Kecerdasan buatan di era sekarang sudah banyak melampaui cara-cara sifat dan fungsi hakikat dari manusia itu sendiri. Kita bisa ambil contoh: browsing tugas kuliah saja sekarang sudah tidak harus bertanya kepada guru, ustad, ataupun dosen. Pelajar tinggal meng-klik Google yang dalam hitungan detik bisa memberikan jawaban.

Zaman sekarang kita tidak harus bertapa dengan membaca buku untuk menemukan pendapat para tokoh, karena bias lebih instan dengan mudah dan cepat mendapatkannya melalui (Google). Hal ini sungguh luar biasa. Dengan kecerdasan buatan yang ada, sehingga masyarakat kita menambah lebih mudah mengakses apapun yang di inginkan.

Selain dari itu, kecerdasan buatan tetap dipertahankan oleh banyak tokoh sebagai suatu difinisi yang pada intinya dengan melalui proses berfikir dari manusia untuk mendesain komputer, mesin, dan robot dengan cara menirukan manusia.

Seperti yang disebutkan diatas kecerdasan buatan juga mampu menawarkan solusi untuk manusia agar lebih memudahkan dalam melakukan dan bekerja dalam segala hal. Namun dibalik itu, ternyata justru sekarang ini tambah semakin terbalik dengan menjadikan manusia agar lebih malas untuk bekerja.

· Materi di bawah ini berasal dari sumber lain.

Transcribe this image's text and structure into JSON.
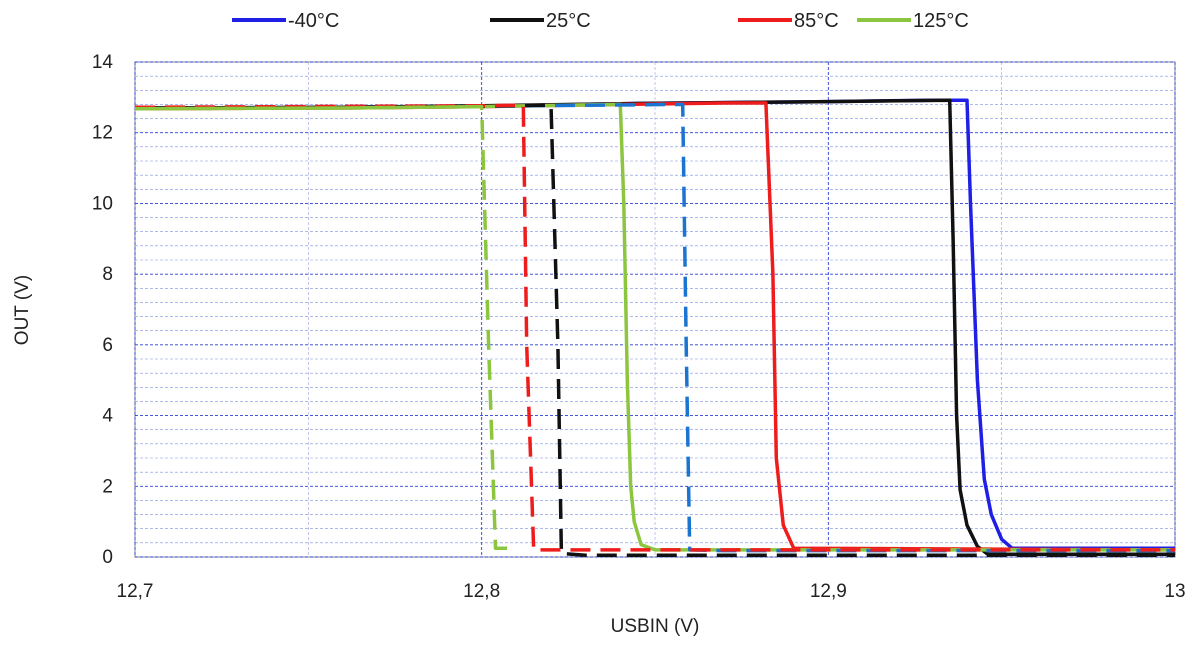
{
  "chart_data": {
    "type": "line",
    "xlabel": "USBIN (V)",
    "ylabel": "OUT (V)",
    "xlim": [
      12.7,
      13.0
    ],
    "ylim": [
      0,
      14
    ],
    "x_ticks": [
      12.7,
      12.8,
      12.9,
      13.0
    ],
    "x_tick_labels": [
      "12,7",
      "12,8",
      "12,9",
      "13"
    ],
    "y_ticks": [
      0,
      2,
      4,
      6,
      8,
      10,
      12,
      14
    ],
    "y_tick_labels": [
      "0",
      "2",
      "4",
      "6",
      "8",
      "10",
      "12",
      "14"
    ],
    "grid": "major and minor, dashed blue",
    "legend_position": "top",
    "series": [
      {
        "name": "-40°C",
        "color": "#1f1fe6",
        "style": "solid",
        "points": [
          [
            12.7,
            12.7
          ],
          [
            12.76,
            12.72
          ],
          [
            12.8,
            12.75
          ],
          [
            12.84,
            12.82
          ],
          [
            12.88,
            12.86
          ],
          [
            12.9,
            12.88
          ],
          [
            12.93,
            12.92
          ],
          [
            12.94,
            12.92
          ],
          [
            12.941,
            10.0
          ],
          [
            12.943,
            5.0
          ],
          [
            12.945,
            2.2
          ],
          [
            12.947,
            1.2
          ],
          [
            12.95,
            0.5
          ],
          [
            12.953,
            0.25
          ],
          [
            13.0,
            0.25
          ]
        ]
      },
      {
        "name": "25°C",
        "color": "#111111",
        "style": "solid",
        "points": [
          [
            12.7,
            12.7
          ],
          [
            12.76,
            12.72
          ],
          [
            12.8,
            12.76
          ],
          [
            12.84,
            12.82
          ],
          [
            12.88,
            12.86
          ],
          [
            12.9,
            12.88
          ],
          [
            12.935,
            12.92
          ],
          [
            12.936,
            9.0
          ],
          [
            12.937,
            4.0
          ],
          [
            12.938,
            1.9
          ],
          [
            12.94,
            0.9
          ],
          [
            12.943,
            0.3
          ],
          [
            12.946,
            0.08
          ],
          [
            13.0,
            0.08
          ]
        ]
      },
      {
        "name": "85°C",
        "color": "#ee1c1c",
        "style": "solid",
        "points": [
          [
            12.7,
            12.68
          ],
          [
            12.76,
            12.7
          ],
          [
            12.8,
            12.74
          ],
          [
            12.84,
            12.8
          ],
          [
            12.87,
            12.84
          ],
          [
            12.882,
            12.84
          ],
          [
            12.884,
            8.0
          ],
          [
            12.885,
            2.8
          ],
          [
            12.887,
            0.9
          ],
          [
            12.89,
            0.25
          ],
          [
            13.0,
            0.2
          ]
        ]
      },
      {
        "name": "125°C",
        "color": "#8cc63f",
        "style": "solid",
        "points": [
          [
            12.7,
            12.68
          ],
          [
            12.76,
            12.7
          ],
          [
            12.8,
            12.74
          ],
          [
            12.84,
            12.8
          ],
          [
            12.841,
            10.0
          ],
          [
            12.842,
            5.0
          ],
          [
            12.843,
            2.0
          ],
          [
            12.844,
            1.0
          ],
          [
            12.846,
            0.35
          ],
          [
            12.85,
            0.2
          ],
          [
            13.0,
            0.2
          ]
        ]
      },
      {
        "name": "",
        "color": "#1b75d0",
        "style": "dashed",
        "points": [
          [
            12.7,
            12.7
          ],
          [
            12.8,
            12.75
          ],
          [
            12.858,
            12.8
          ],
          [
            12.859,
            6.0
          ],
          [
            12.86,
            0.2
          ],
          [
            12.87,
            0.18
          ],
          [
            13.0,
            0.18
          ]
        ]
      },
      {
        "name": "",
        "color": "#111111",
        "style": "dashed",
        "points": [
          [
            12.7,
            12.7
          ],
          [
            12.8,
            12.75
          ],
          [
            12.82,
            12.78
          ],
          [
            12.822,
            6.0
          ],
          [
            12.823,
            0.1
          ],
          [
            12.83,
            0.05
          ],
          [
            13.0,
            0.05
          ]
        ]
      },
      {
        "name": "",
        "color": "#ee1c1c",
        "style": "dashed",
        "points": [
          [
            12.7,
            12.72
          ],
          [
            12.8,
            12.76
          ],
          [
            12.812,
            12.78
          ],
          [
            12.813,
            6.0
          ],
          [
            12.815,
            0.2
          ],
          [
            12.825,
            0.2
          ],
          [
            13.0,
            0.2
          ]
        ]
      },
      {
        "name": "",
        "color": "#8cc63f",
        "style": "dashed",
        "points": [
          [
            12.7,
            12.68
          ],
          [
            12.76,
            12.7
          ],
          [
            12.8,
            12.74
          ],
          [
            12.802,
            6.0
          ],
          [
            12.804,
            0.25
          ],
          [
            12.81,
            0.25
          ]
        ]
      }
    ]
  }
}
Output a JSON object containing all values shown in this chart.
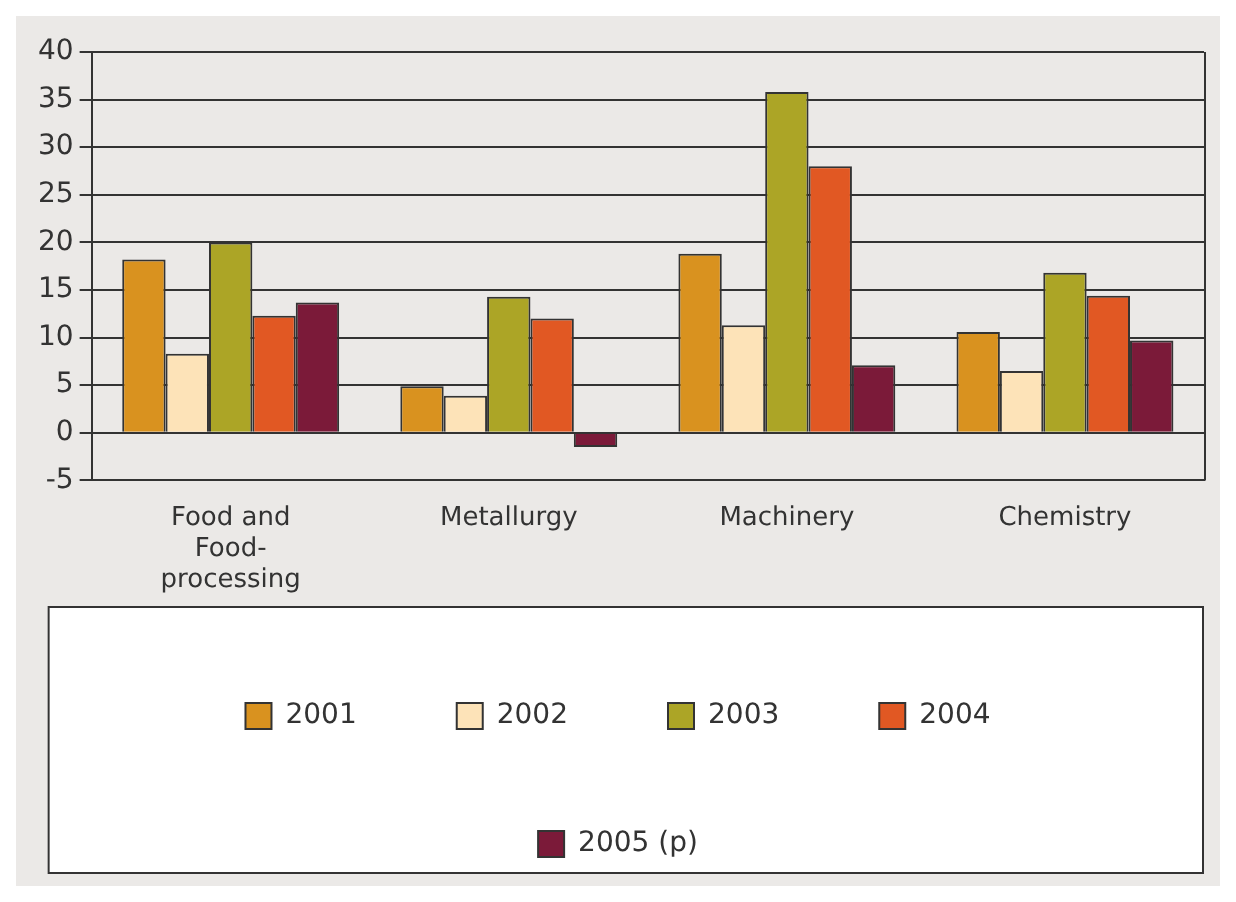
{
  "chart_data": {
    "type": "bar",
    "categories": [
      "Food and Food-processing",
      "Metallurgy",
      "Machinery",
      "Chemistry"
    ],
    "series": [
      {
        "name": "2001",
        "color": "#d9921f",
        "values": [
          18.2,
          4.9,
          18.8,
          10.6
        ]
      },
      {
        "name": "2002",
        "color": "#fde3b8",
        "values": [
          8.3,
          3.9,
          11.3,
          6.5
        ]
      },
      {
        "name": "2003",
        "color": "#aca526",
        "values": [
          20.0,
          14.3,
          35.8,
          16.8
        ]
      },
      {
        "name": "2004",
        "color": "#e15823",
        "values": [
          12.3,
          12.0,
          28.0,
          14.4
        ]
      },
      {
        "name": "2005 (p)",
        "color": "#7b1a39",
        "values": [
          13.7,
          -1.5,
          7.1,
          9.7
        ]
      }
    ],
    "ylim": [
      -5,
      40
    ],
    "yticks": [
      -5,
      0,
      5,
      10,
      15,
      20,
      25,
      30,
      35,
      40
    ],
    "grid": "y",
    "legend": "bottom"
  }
}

Setelah tahun demi tahun, kecerdasan buatan bekerja dan memproduksi banyak hal, para ilmuanpun meresa pesimis dengan praktek dari kecerdasan buatan yang sudah ada. Sejumlah pakar ilmuwan kecerdasan buatan berkata, “Ada kemungkinan 50:50 bahwa mesin-mesin akan mengalahkan manusia di semua aktivitas dalam rentang waktu 45 tahun ke depan atau pada pada 2026,” (Alexander Lumbantobing 03 Jun 2017, 15:00 WIB. liputan6.com).

Apakah ramalan ini akan terjadi?, itulah yang kan kita bahas kali ini.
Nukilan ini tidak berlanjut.